Päch stand bei diesen Worten betreten, nickte dann und verbeugte sich linkisch vor Lamettrie.

Dieser schritt zum Fahrstuhl, wehrte den herzuspringenden Friedrich ab und drückte den Knopf zur Auffahrt.

»Ein gründlicher Katzenjammer nach dem Maschinenrausch! Herbstlaub taumelt um mich hernieder ... Ich ahne, daß mein Leben zu Ende geht.« Hoffentlich vergönnt mir das Schicksal, noch etwas zu taugen! Gnade hat es mir erwiesen – und die möcht ich doch halbwegs zu verdienen suchen.«

Plötzlich griff Lamettrie, da er auf Pächs verzerrtem Gesicht Tränen sah, sich stutzig an die Stirn: »Aber mein guter Peter Schlemihl! So habe ichs nicht gemeint! Entschuldigen Sie, daß ich Sie angeschnauzt habe! das war ungerecht; ich selber bin ja an dem Reinfall schuld! Aber ich war ganz außer mir vor lauter Ratlosigkeit; das gänzliche Versagen meiner Technik bringt mich an den Rand der Verzweiflung. Bitte, seien Sie nicht böse über mein unwirsches Wesen, sondern üben Sie Nachsicht gegenüber einem alten Manne, der sich verrannt, der sich selber überlebt hat! Raten Sie mir, mein lieber Päch, wie etwa ließe sich meine Stümperei korrigieren, halbwegs wenigstens?«

Päch wischte sich nun die Augen, die hatten nun einen warmen Blick, dann aber gerieten sie in ein düsteres Grübeln, er schüttelte den Kopf und antwortete achselzuckend: »Unmöglich, Herr Lamettrie!
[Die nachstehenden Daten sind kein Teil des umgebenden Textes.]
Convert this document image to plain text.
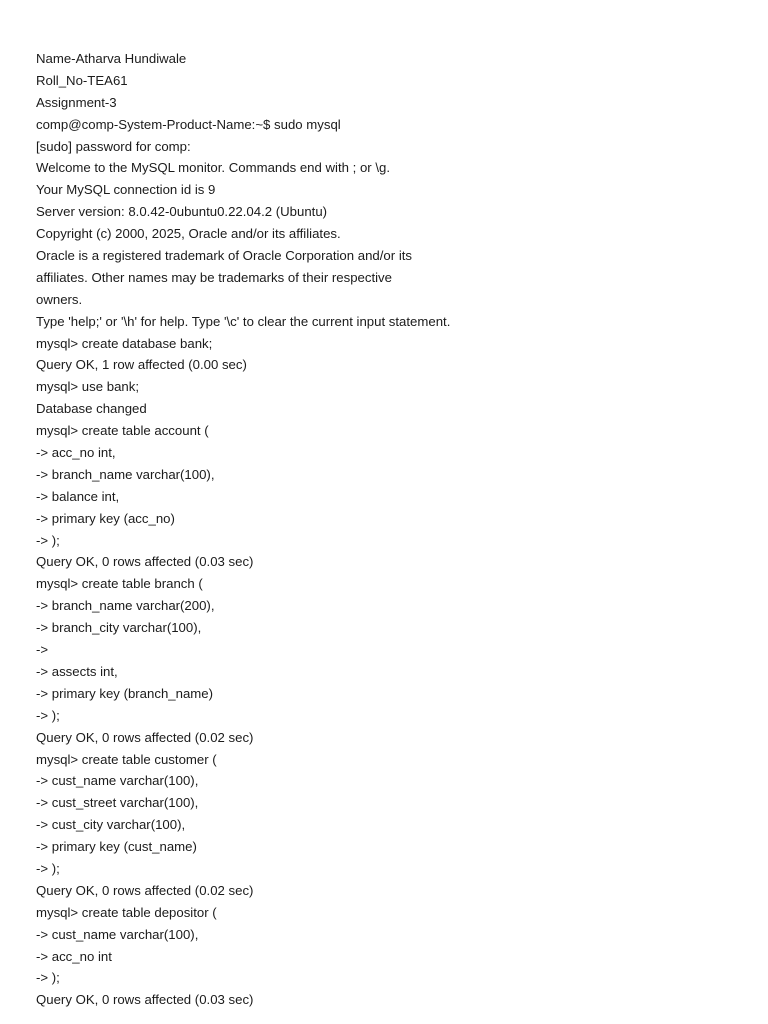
Name-Atharva Hundiwale
Roll_No-TEA61
Assignment-3
comp@comp-System-Product-Name:~$ sudo mysql
[sudo] password for comp:
Welcome to the MySQL monitor. Commands end with ; or \g.
Your MySQL connection id is 9
Server version: 8.0.42-0ubuntu0.22.04.2 (Ubuntu)
Copyright (c) 2000, 2025, Oracle and/or its affiliates.
Oracle is a registered trademark of Oracle Corporation and/or its
affiliates. Other names may be trademarks of their respective
owners.
Type 'help;' or '\h' for help. Type '\c' to clear the current input statement.
mysql> create database bank;
Query OK, 1 row affected (0.00 sec)
mysql> use bank;
Database changed
mysql> create table account (
-> acc_no int,
-> branch_name varchar(100),
-> balance int,
-> primary key (acc_no)
-> );
Query OK, 0 rows affected (0.03 sec)
mysql> create table branch (
-> branch_name varchar(200),
-> branch_city varchar(100),
->
-> assects int,
-> primary key (branch_name)
-> );
Query OK, 0 rows affected (0.02 sec)
mysql> create table customer (
-> cust_name varchar(100),
-> cust_street varchar(100),
-> cust_city varchar(100),
-> primary key (cust_name)
-> );
Query OK, 0 rows affected (0.02 sec)
mysql> create table depositor (
-> cust_name varchar(100),
-> acc_no int
-> );
Query OK, 0 rows affected (0.03 sec)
Wir stehen an den Grenzen der Technik, ja an starren, ewigen Grenzen. Alles Körperliche nämlich – bedenken Sie doch – hat drei Dimensionen, Ihre Raumdarstellung aber kommt über zwei nicht hinaus. Nur gutmütig-unkritische Zuschauer können übersehen, wie Ihre auf Streifen gemalte Gegenstände, wenn sie vorbeigeglitten sind, keine Hinterfront haben und den fatalen Schein nicht loswerden, als ob sie sich auf ihrer Stelle drehten. So was läßt sich eben nicht korrigieren! Der Nachen unserer Technik muß scheitern an jenen gewaltigen Klippen, die das Weltgebäude allem menschlichen Machwerk entgegensetzt. Herr Lamettrie! Diese mißlungene Spielerei belieben Sie gänzlich aufzugeben.« Päch war bleich, und man sah, daß er sich dieses Geständnis herausquälte, aber er sprach entschieden, ermuntert vom achtungsvollen Blick Helmuts.